XXXIX
Carlos observaba el rostro de su padre, un rostro sereno pese a lo terrible de los últimos acontecimientos, una mirada limpia y sincera en la que él podía encontrar la paz que necesitaba.
—No sé cómo ayudarte. De verdad que estoy haciendo todo lo que está en mi mano…
—Papá… —dijo Carlos, haciendo un ademán con su mano.
Ambos miraron hacia el estanque, y hacia más allá, hacia las montañas que se elevaban majestuosas hasta el cielo.
—Cada vez tengo menos ganas de morir. Cada vez me siento más aferrado a este mundo… tan hermoso —dijo Esteban.
Carlos no supo qué añadir. Llevaba unos días con la mente parcialmente en blanco. Desde su conversación con el padre Salas había buscado alejarse del resto de los mortales, y para ello se había refugiado con su padre.
—Yo llevo tiempo sabiendo lo que he de hacer, pero sin atreverme a afrontarlo.
Esteban se giró para mirar a su hijo con preocupación.
—¿Sabes lo que tienes que hacer?
—Más o menos —respondió Carlos esquivo.
—¿Y qué tienes que hacer?
Carlos evitó responder de forma precipitada. Sus ojos reflejaron aquellas montañas que aspiraban a llegar más lejos, rozando la gloria, pero sin conseguirlo.
—Papá, llevo casi toda mi vida sin creer en otra cosa que en aquello que pueda sentir por mí mismo…
—¿Y? —inquirió Esteban, intrigado.
—Pues… ¿De qué forma llega alguien al infierno? ¿Cómo narices consigue uno el pasaje? —preguntó Carlos, irónico, y con media sonrisa perfilada en sus labios.
Esteban comprendió al segundo el derrotero hacia el que su hijo deseaba llevar la conversación. Apretó las manos, sus manos ya agrietadas y cansadas.
—No lo sé. Yo siempre he buscado el camino contrario. Me imagino que se llega haciendo el mal, siendo malo, deseando el mal.
—Entonces… ¿Laura era mala?
Su hijo le interrogaba como si fuera un completo ignorante, como un niño burlón que en clase de religión intenta mofarse del profesor.
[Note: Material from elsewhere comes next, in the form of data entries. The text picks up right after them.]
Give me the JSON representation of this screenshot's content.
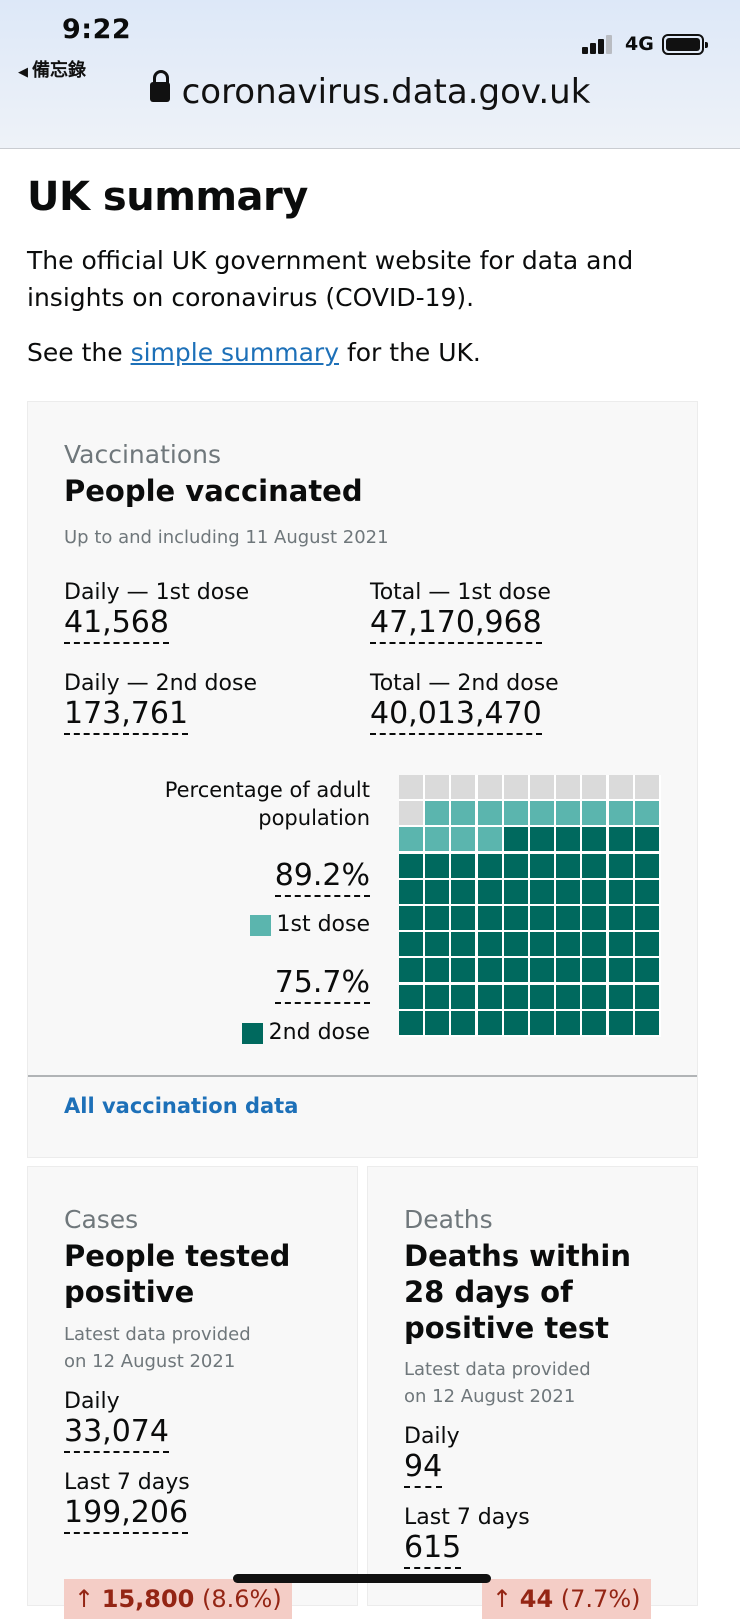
{
  "status_bar": {
    "time": "9:22",
    "back_label": "備忘錄",
    "network": "4G"
  },
  "browser": {
    "url": "coronavirus.data.gov.uk"
  },
  "page": {
    "title": "UK summary",
    "intro": "The official UK government website for data and insights on coronavirus (COVID-19).",
    "see_prefix": "See the ",
    "see_link": "simple summary",
    "see_suffix": " for the UK."
  },
  "vaccinations": {
    "category": "Vaccinations",
    "title": "People vaccinated",
    "updated": "Up to and including 11 August 2021",
    "daily_first_label": "Daily — 1st dose",
    "daily_first_value": "41,568",
    "total_first_label": "Total — 1st dose",
    "total_first_value": "47,170,968",
    "daily_second_label": "Daily — 2nd dose",
    "daily_second_value": "173,761",
    "total_second_label": "Total — 2nd dose",
    "total_second_value": "40,013,470",
    "pct_caption": "Percentage of adult population",
    "first_pct": "89.2%",
    "first_legend": "1st dose",
    "second_pct": "75.7%",
    "second_legend": "2nd dose",
    "first_fraction": 0.892,
    "second_fraction": 0.757,
    "colors": {
      "first": "#5bb5ae",
      "second": "#00695e",
      "empty": "#dadada"
    },
    "link": "All vaccination data"
  },
  "cases": {
    "category": "Cases",
    "title_line1": "People tested",
    "title_line2": "positive",
    "updated_line1": "Latest data provided",
    "updated_line2": "on 12 August 2021",
    "daily_label": "Daily",
    "daily_value": "33,074",
    "week_label": "Last 7 days",
    "week_value": "199,206",
    "change_arrow": "↑",
    "change_value": "15,800",
    "change_pct": "(8.6%)"
  },
  "deaths": {
    "category": "Deaths",
    "title_line1": "Deaths within",
    "title_line2": "28 days of",
    "title_line3": "positive test",
    "updated_line1": "Latest data provided",
    "updated_line2": "on 12 August 2021",
    "daily_label": "Daily",
    "daily_value": "94",
    "week_label": "Last 7 days",
    "week_value": "615",
    "change_arrow": "↑",
    "change_value": "44",
    "change_pct": "(7.7%)"
  }
}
—Ya te he dicho que no sé nada. Solo estoy haciendo suposiciones. Yo creo que mi nieta era una niña preciosa y muy buena. Algo le tuvo que suceder en un momento determinado, algo que ni tú ni yo sabemos.
Aquellas últimas palabras, pronunciadas con dolor por su padre, hicieron recordar a Carlos el abandono al que había sometido a Laura, y el desconocimiento que tenía de lo que había sido la existencia breve de su única hija.
—Desde este mundo no estoy haciendo nada más que perder el tiempo, mientras ella no deja de lanzarme mensajes y de pedirme ayuda…
—Reza, hijo, es lo único que podemos hacer. Al final el Señor demostrará que es más poderoso que el mal —dijo Esteban, aunque su voz sonó torpe y falta de confianza.
Carlos entonces abrió mucho los ojos, como si acabara de encontrar la respuesta a una pregunta largamente formulada, y de casi imposible contestación.